Certains régulateurs se croient au-dessus de tout le reste, cela est inacceptable.

Le fait que les décisions de certains régulateurs puissent être frappées d’appel devant la cour d’appel de Paris ou le Conseil d’État ne constitue-t-il pas un contrôle suffisant à vos yeux??

Il ne faut pas être naïf, ils sont tous de connivence. De nombreux magistrats de la Cour de cassation siègent dans les collèges des régulateurs, c’est souvent même prévu dans leurs statuts. Quant au Conseil d’État, c’est le plus grand pourvoyeur de régulateurs. Il faut bien se rendre compte de la porosité entre les grands corps de l’État, les entreprises régulées et les autorités administratives indépendantes. Je n’ai pourtant pas commencé ces travaux avec un a priori, mais force est de constater que l’organisation des autorités administratives indépendantes est inhérente au fonctionnement de la Ve République. Ce qui est difficile à admettre c’est que le régulateur considère qu’il n’a de compte à rendre à personne. Or, l’indépendance ne veut pas dire l’irresponsabilité.

 

Avez-vous examiné les effets de l’autorégulation que l’on retrouve aux États-Unis ou dans certains secteurs comme la publicité??

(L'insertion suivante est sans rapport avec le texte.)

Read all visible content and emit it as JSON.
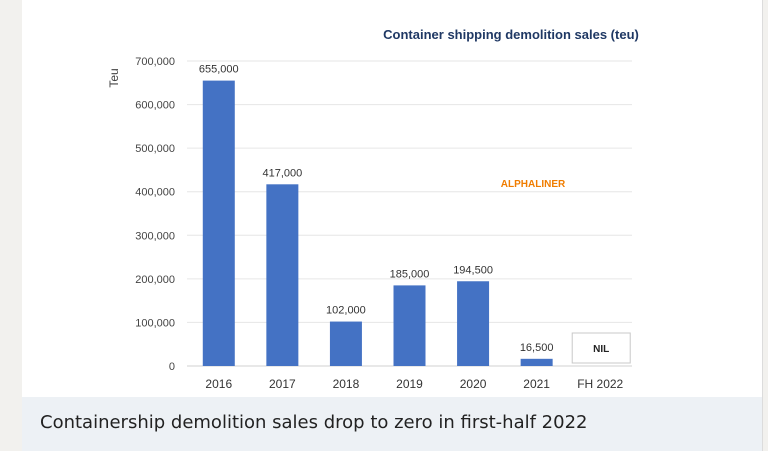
{
  "chart_data": {
    "type": "bar",
    "title": "Container shipping demolition sales (teu)",
    "ylabel": "Teu",
    "xlabel": "",
    "categories": [
      "2016",
      "2017",
      "2018",
      "2019",
      "2020",
      "2021",
      "FH 2022"
    ],
    "values": [
      655000,
      417000,
      102000,
      185000,
      194500,
      16500,
      0
    ],
    "data_labels": [
      "655,000",
      "417,000",
      "102,000",
      "185,000",
      "194,500",
      "16,500",
      "NIL"
    ],
    "ylim": [
      0,
      700000
    ],
    "yticks": [
      0,
      100000,
      200000,
      300000,
      400000,
      500000,
      600000,
      700000
    ],
    "ytick_labels": [
      "0",
      "100,000",
      "200,000",
      "300,000",
      "400,000",
      "500,000",
      "600,000",
      "700,000"
    ],
    "grid": true,
    "annotation": "ALPHALINER",
    "bar_color": "#4472c4",
    "annotation_color": "#f07d00",
    "title_color": "#1f3864"
  },
  "caption": "Containership demolition sales drop to zero in first-half 2022"
}
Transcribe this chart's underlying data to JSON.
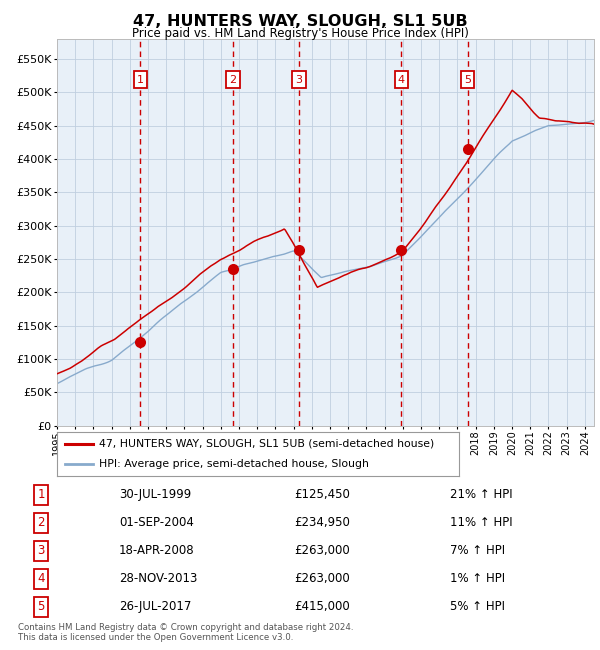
{
  "title": "47, HUNTERS WAY, SLOUGH, SL1 5UB",
  "subtitle": "Price paid vs. HM Land Registry's House Price Index (HPI)",
  "legend_line1": "47, HUNTERS WAY, SLOUGH, SL1 5UB (semi-detached house)",
  "legend_line2": "HPI: Average price, semi-detached house, Slough",
  "footnote1": "Contains HM Land Registry data © Crown copyright and database right 2024.",
  "footnote2": "This data is licensed under the Open Government Licence v3.0.",
  "transactions": [
    {
      "num": 1,
      "date": "30-JUL-1999",
      "price": 125450,
      "pct": "21%",
      "year": 1999.58
    },
    {
      "num": 2,
      "date": "01-SEP-2004",
      "price": 234950,
      "pct": "11%",
      "year": 2004.67
    },
    {
      "num": 3,
      "date": "18-APR-2008",
      "price": 263000,
      "pct": "7%",
      "year": 2008.3
    },
    {
      "num": 4,
      "date": "28-NOV-2013",
      "price": 263000,
      "pct": "1%",
      "year": 2013.91
    },
    {
      "num": 5,
      "date": "26-JUL-2017",
      "price": 415000,
      "pct": "5%",
      "year": 2017.57
    }
  ],
  "ylim": [
    0,
    580000
  ],
  "xlim_start": 1995.0,
  "xlim_end": 2024.5,
  "plot_bg": "#e8f0f8",
  "red_line": "#cc0000",
  "blue_line": "#88aacc",
  "marker_color": "#cc0000",
  "dashed_color": "#cc0000",
  "grid_color": "#c0cfe0",
  "box_color": "#cc0000"
}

Je suis loin d’être contre cette idée, mais dans notre travail nous n’avons pas été jusque-là. Il faut dire que la régulation n’intéresse pas grand monde, alors qu’elle guide notre économie et l’exercice de nos droits fondamentaux, et que les régulateurs ne nous ont pas facilité la tâche. Je pense que notre culture française n’est pas prête à accepter l’idée d’une autorégulation.

 

Vous êtes un Européen convaincu. Pensez-vous que l’Europe pourra vous apporter son concours dans votre démarche
de transparence??

Pour cela, il faudrait commencer par rétablir la confiance de nos concitoyens dans l’Europe. Nous ne pouvons pas leur donner le sentiment qu’on confie encore davantage de compétences aux institutions européennes tant que cette confiance ne sera pas rétablie.

 

La Chancellerie n’a pas participé à vos travaux. Pourquoi??

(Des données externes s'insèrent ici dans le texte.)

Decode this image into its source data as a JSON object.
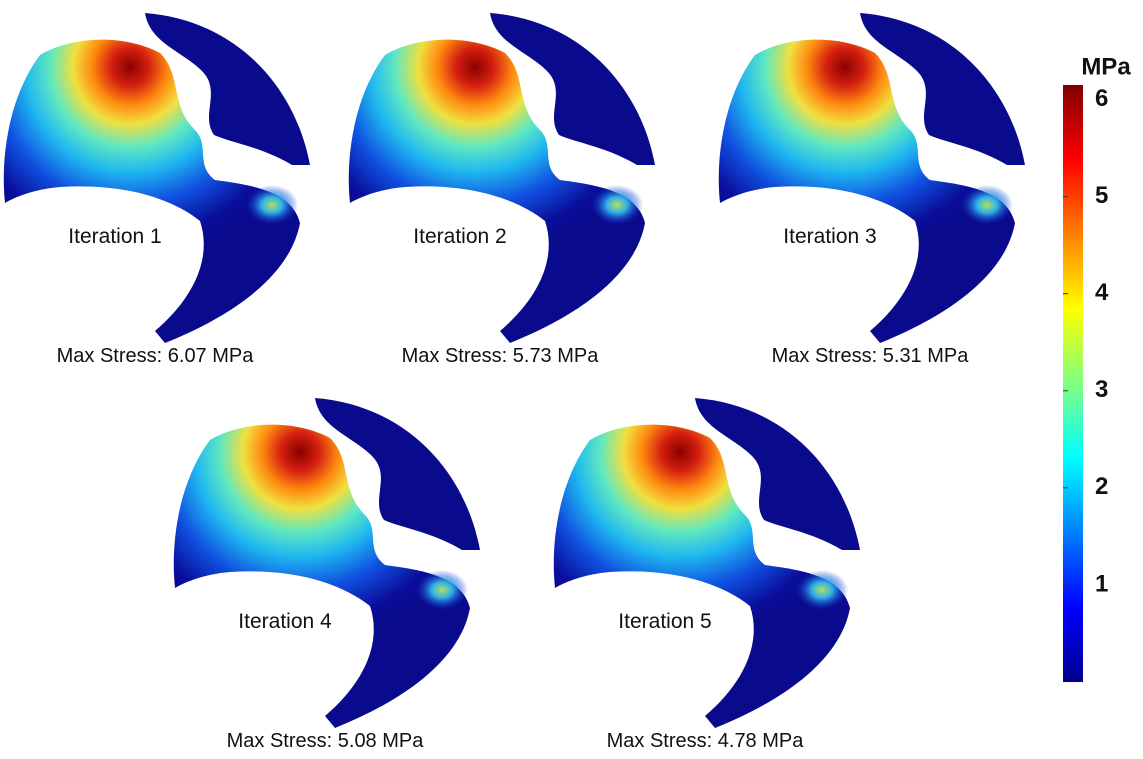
{
  "panels": [
    {
      "label": "Iteration 1",
      "caption": "Max Stress: 6.07 MPa"
    },
    {
      "label": "Iteration 2",
      "caption": "Max Stress: 5.73 MPa"
    },
    {
      "label": "Iteration 3",
      "caption": "Max Stress: 5.31 MPa"
    },
    {
      "label": "Iteration 4",
      "caption": "Max Stress: 5.08 MPa"
    },
    {
      "label": "Iteration 5",
      "caption": "Max Stress: 4.78 MPa"
    }
  ],
  "colorbar": {
    "unit": "MPa",
    "lim": [
      0,
      6.15
    ],
    "ticks": [
      1,
      2,
      3,
      4,
      5,
      6
    ]
  }
}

Nous avons entendu les plus hauts magistrats de France. Mais le ministère de la Justice ne s’est pas senti concerné. Il faut dire que nous avons fait la lumière sur un sujet tabou. Certaines auditions ont dû être réalisées de manière anonyme et sans traces écrites. Certains sujets sont assez polémiques.

Certaines auditions ont dû être réalisées de manière anonyme et sans traces écrites

Avez-vous eu connaissance de comportements à risques??

Globalement, il faut reconnaître le sérieux du travail des autorités administratives. Nombreuses sont celles qui ont une action très positive dans notre économie. Notre objectif était de mettre en place un cadre général, ce qu’elles ne voulaient pas. Et avant qu’une nouvelle ne soit créée, de l’eau aura coulé sous les ponts?!